Interested in the mechanisms of viruses from an early age, Dr. Robert William Sidwell attended the University of Utah for his master’s degree and doctorate degree. During his studies in virology, he served as head of serology, rickets and virus research in the Epi Zoology Laboratory at the university from 1958 until attaining his Doctor of Philosophy in 1963. Relocating to Birmingham, Alabama, Dr. Sidwell was the head of the Virus Division of the Southern Research Institute from 1963 to 1969, while also serving as a faculty member at the University of Alabama Medical School.

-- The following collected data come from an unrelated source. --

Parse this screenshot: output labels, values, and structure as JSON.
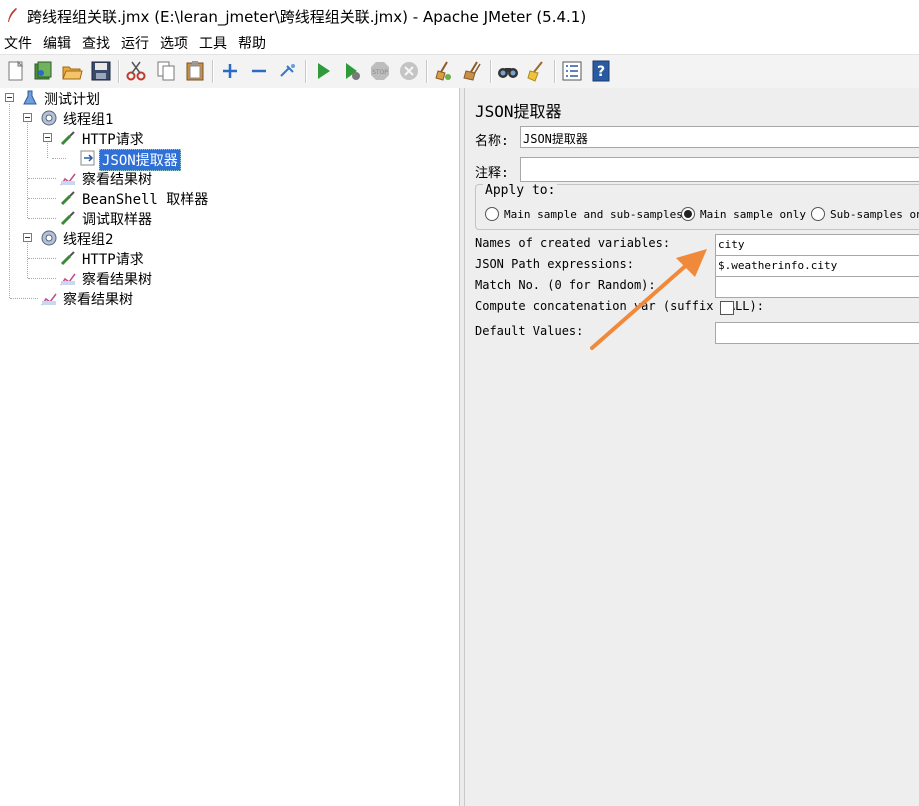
{
  "window": {
    "title": "跨线程组关联.jmx (E:\\leran_jmeter\\跨线程组关联.jmx) - Apache JMeter (5.4.1)"
  },
  "menu": [
    "文件",
    "编辑",
    "查找",
    "运行",
    "选项",
    "工具",
    "帮助"
  ],
  "toolbar": {
    "icons": [
      "new-icon",
      "templates-icon",
      "open-icon",
      "save-icon",
      "cut-icon",
      "copy-icon",
      "paste-icon",
      "expand-icon",
      "collapse-icon",
      "toggle-icon",
      "start-icon",
      "start-no-pause-icon",
      "stop-icon",
      "shutdown-icon",
      "clear-icon",
      "clear-all-icon",
      "search-icon",
      "reset-search-icon",
      "function-helper-icon",
      "help-icon"
    ]
  },
  "tree": {
    "test_plan": "测试计划",
    "thread_group_1": "线程组1",
    "http_request_1": "HTTP请求",
    "json_extractor": "JSON提取器",
    "view_results_tree_1": "察看结果树",
    "beanshell_sampler": "BeanShell 取样器",
    "debug_sampler": "调试取样器",
    "thread_group_2": "线程组2",
    "http_request_2": "HTTP请求",
    "view_results_tree_2": "察看结果树",
    "view_results_tree_3": "察看结果树"
  },
  "panel": {
    "title": "JSON提取器",
    "name_label": "名称:",
    "name_value": "JSON提取器",
    "comment_label": "注释:",
    "comment_value": "",
    "apply_to": {
      "title": "Apply to:",
      "options": [
        {
          "label": "Main sample and sub-samples",
          "selected": false
        },
        {
          "label": "Main sample only",
          "selected": true
        },
        {
          "label": "Sub-samples only",
          "selected": false
        }
      ]
    },
    "fields": {
      "names_label": "Names of created variables:",
      "names_value": "city",
      "jsonpath_label": "JSON Path expressions:",
      "jsonpath_value": "$.weatherinfo.city",
      "match_label": "Match No. (0 for Random):",
      "match_value": "",
      "concat_label": "Compute concatenation var (suffix _ALL):",
      "concat_checked": false,
      "default_label": "Default Values:",
      "default_value": ""
    }
  },
  "annotation": {
    "arrow_color": "#f08a3a"
  }
}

From 1969 to 1972, Dr. Sidwell was head of the Department of Virology of the ICN Nucleic Acid Research Institute in Irvine, California, having thereafter been promoted to head of the Division of Chemotherapy in 1972 and director of the institute in 1975. Departing from the institute in 1977, he joined Utah State University in Logan, Utah, as a professor of animal, dairy and veterinary science, a position he held until his academic retirement in 2007. During this time, he was also the director of the university’s Institute of Antiviral Research from 1992 to 2007. Post-retirement, Dr. Sidwell was a consultant in drugs that treat viral diseases for five years.

A frequent lecturer in the field, Dr. Sidwell has also maintained affiliation with numerous boards and committees over the course of his career. In 1990, he served as chairman of the Basic Research Subcommittee in the Division on AIDS of the National Institute of Allergy and Infectious Diseases, affiliated with the National Institutes of Health. From 1978 to 1980, he maintained membership with the Nibley City Planning and Zoning Commission, and in 1975, served as chairman of the Health Education Awareness Forum. Likewise, he was a member of the steering committee for the Irvine School Board in 1972.

Renowned for his co-discovery of several antiviral drugs, Dr. Sidwell worked with a team to develop three drugs: Vira-A, Virazole and Tami Flu. Vira-A treated herpes viral infections, Virazole treated hepatitis C and respiratory tissue viral infections, and Tami-Flu treated influenza. Noteworthy for his accomplishments, he is a fellow of the Infectious Disease Society of America.

To remain abreast of developments in the field, Dr. Sidwell has maintained association with the executive committee of the International Society of Chemotherapy since 1991. Likewise, he is a member of the American Association for the Advancement of Science, American Association of Immunologists, Society for Experimental Biology and Medicine, Inter-America Society of Chemotherapy, American Society for Microbiology and American Society for Virology, among myriad other organizations.